Updating Education: What Changed in March 2026
- Eduettu

- 1 day ago
- 3 min read

March 2026 didn’t come with a big headline moment in education. There was no single reform or announcement that changed everything overnight. But if you step back and look across different systems, something more important becomes clear. Education isn’t being disrupted in the way people expected a few years ago. It is being stretched.
AI is no longer “new” — it’s embedded
A year ago, most conversations about AI in education felt cautious and experimental. Schools were testing tools. Teachers were trying things out. Policy sat slightly behind practice. Students are using it whether schools formally allow it or not. They use it to check answers, generate ideas, draft writing, and sometimes to complete entire tasks. It’s not always visible, and it’s not always guided. But it is there.
According to the OECD, the concern is no longer access to AI tools. It is what those tools are doing to the learning process itself. There is growing discussion around what some researchers are calling “false mastery,” where students can produce high-quality responses without fully understanding the underlying ideas.
This creates a subtle but important shift. From the outside, performance looks strong. Work is completed. Answers are correct. But underneath, the thinking is not always as secure as it appears.
In response, classrooms are adapting. Teachers are asking students to explain their thinking more often, to justify answers, to work through problems in real time. The focus is slowly moving away from what students produce and toward how they arrive there. It’s not a planned reform. It’s a practical adjustment to a new reality.
Attendance hasn’t collapsed — but it’s less stable
At the same time, another pattern is emerging that is less visible but just as important. Attendance is not falling dramatically in most systems. Instead, it has become less consistent.
Students are still going to school. They are just missing more individual days. A Friday here. A Monday there.
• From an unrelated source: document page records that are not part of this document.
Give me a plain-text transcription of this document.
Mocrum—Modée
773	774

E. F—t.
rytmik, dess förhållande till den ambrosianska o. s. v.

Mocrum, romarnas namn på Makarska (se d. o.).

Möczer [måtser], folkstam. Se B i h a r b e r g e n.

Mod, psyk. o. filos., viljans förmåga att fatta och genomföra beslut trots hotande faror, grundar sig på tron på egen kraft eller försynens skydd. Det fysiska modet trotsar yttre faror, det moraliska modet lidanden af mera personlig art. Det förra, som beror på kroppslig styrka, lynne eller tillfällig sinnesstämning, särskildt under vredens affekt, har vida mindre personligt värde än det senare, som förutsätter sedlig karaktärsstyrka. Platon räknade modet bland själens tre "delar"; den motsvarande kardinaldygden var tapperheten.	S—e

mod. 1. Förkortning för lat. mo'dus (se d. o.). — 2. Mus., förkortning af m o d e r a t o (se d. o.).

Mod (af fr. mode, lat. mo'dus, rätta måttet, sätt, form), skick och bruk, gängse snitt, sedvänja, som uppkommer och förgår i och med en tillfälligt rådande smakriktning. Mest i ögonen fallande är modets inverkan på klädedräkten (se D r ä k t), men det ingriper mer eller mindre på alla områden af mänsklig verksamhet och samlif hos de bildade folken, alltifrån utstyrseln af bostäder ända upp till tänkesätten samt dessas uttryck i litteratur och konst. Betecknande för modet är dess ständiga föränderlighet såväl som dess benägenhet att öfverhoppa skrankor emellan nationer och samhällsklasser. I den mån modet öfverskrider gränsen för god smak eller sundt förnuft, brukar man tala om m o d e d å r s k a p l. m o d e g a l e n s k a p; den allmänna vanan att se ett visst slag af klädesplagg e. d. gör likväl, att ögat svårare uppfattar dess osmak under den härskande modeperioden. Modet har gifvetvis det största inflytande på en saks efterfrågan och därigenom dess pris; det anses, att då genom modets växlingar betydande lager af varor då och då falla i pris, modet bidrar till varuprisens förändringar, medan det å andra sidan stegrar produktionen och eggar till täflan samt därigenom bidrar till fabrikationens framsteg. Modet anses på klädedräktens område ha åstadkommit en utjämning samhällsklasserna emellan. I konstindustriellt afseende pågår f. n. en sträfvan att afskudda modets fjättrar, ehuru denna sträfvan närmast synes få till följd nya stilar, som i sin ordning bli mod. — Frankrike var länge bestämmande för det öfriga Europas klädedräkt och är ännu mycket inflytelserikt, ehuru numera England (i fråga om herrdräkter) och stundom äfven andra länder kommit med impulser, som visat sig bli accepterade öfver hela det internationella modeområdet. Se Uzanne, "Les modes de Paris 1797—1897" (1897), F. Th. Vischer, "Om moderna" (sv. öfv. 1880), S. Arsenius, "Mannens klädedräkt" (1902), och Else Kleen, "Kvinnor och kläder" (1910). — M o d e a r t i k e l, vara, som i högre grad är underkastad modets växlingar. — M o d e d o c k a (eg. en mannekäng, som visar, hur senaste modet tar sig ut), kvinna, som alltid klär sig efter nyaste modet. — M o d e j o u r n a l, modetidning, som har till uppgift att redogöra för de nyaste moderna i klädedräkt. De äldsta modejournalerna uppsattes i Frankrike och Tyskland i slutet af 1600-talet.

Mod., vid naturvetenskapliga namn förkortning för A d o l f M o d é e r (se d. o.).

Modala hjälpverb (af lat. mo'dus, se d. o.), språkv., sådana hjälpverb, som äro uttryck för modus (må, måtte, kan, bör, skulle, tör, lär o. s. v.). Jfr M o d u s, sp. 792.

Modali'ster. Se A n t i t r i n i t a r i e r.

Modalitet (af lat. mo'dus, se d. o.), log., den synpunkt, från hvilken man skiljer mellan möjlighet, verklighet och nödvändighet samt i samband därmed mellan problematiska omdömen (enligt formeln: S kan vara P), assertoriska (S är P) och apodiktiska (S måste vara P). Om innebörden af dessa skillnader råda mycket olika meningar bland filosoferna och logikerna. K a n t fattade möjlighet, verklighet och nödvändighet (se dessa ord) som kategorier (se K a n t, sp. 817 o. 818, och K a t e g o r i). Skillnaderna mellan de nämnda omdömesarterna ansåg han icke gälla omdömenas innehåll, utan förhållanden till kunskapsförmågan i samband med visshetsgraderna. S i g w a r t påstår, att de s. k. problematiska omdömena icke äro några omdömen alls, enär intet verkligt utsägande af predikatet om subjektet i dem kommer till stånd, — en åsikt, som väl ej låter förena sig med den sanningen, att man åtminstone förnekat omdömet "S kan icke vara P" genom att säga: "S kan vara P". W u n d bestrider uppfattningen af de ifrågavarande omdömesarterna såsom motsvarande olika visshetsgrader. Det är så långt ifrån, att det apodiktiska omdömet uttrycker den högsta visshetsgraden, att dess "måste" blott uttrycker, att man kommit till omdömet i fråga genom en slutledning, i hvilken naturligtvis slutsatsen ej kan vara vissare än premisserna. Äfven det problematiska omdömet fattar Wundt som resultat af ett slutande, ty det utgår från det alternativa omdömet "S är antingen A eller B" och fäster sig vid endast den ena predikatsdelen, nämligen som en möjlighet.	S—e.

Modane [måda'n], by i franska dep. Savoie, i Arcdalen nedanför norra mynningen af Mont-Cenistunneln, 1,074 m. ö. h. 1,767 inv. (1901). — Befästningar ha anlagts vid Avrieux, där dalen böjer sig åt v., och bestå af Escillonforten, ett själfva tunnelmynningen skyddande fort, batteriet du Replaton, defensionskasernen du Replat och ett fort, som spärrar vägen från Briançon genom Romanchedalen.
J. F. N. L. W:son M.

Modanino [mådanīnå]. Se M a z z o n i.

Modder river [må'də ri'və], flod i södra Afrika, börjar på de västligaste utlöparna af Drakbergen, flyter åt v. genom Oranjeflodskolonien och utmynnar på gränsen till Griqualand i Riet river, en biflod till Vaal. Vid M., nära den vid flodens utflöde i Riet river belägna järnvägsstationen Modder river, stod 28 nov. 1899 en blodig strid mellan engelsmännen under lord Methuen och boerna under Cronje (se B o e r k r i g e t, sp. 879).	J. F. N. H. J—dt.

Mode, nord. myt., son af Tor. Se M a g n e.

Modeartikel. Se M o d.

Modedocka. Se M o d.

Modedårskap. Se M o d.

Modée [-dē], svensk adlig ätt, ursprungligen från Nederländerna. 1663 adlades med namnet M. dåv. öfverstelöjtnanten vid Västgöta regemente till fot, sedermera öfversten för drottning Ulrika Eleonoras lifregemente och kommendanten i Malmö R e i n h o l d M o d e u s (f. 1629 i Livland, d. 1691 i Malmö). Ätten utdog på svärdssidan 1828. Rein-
Enough to disrupt continuity, but not enough to trigger immediate concern.
Data referenced by the UNESCO shows that while long-term access to education has improved globally, attendance and retention remain uneven, particularly in the years following the pandemic.
Inside classrooms, this shows up in small ways. Teachers find themselves repeating explanations more often. Lessons take longer to settle. Group work becomes harder to manage because not every student has the same starting point. No single absence causes a problem, but the overall rhythm of learning becomes less stable.
The UNESCO continues to report that millions of children remain out of school, and many who are enrolled are not reaching expected learning levels. Completion rates vary widely, and disparities between regions remain significant.
Systems are slightly out of sync with students
When you put these trends together, a common thread emerges. Education systems are becoming slightly out of sync with the way students are actually learning and engaging.
Students now have constant access to information. They can generate responses quickly. They are more flexible in how they approach tasks and time. But systems are still built around older assumptions. That effort is visible in work. That attendance is consistent. That learning happens in a steady, linear sequence.
That gap does not cause immediate failure. But it does create friction. Teachers feel it in pacing. Students feel it in expectations. Parents notice it in motivation and consistency.
There is no single solution to what is happening right now, and there is unlikely to be a sudden transformation. What is more likely is gradual adjustment. Systems will continue to refine how AI is used, how attendance is understood, and how learning is assessed. Some will move faster than others. Some will prioritise stability over change.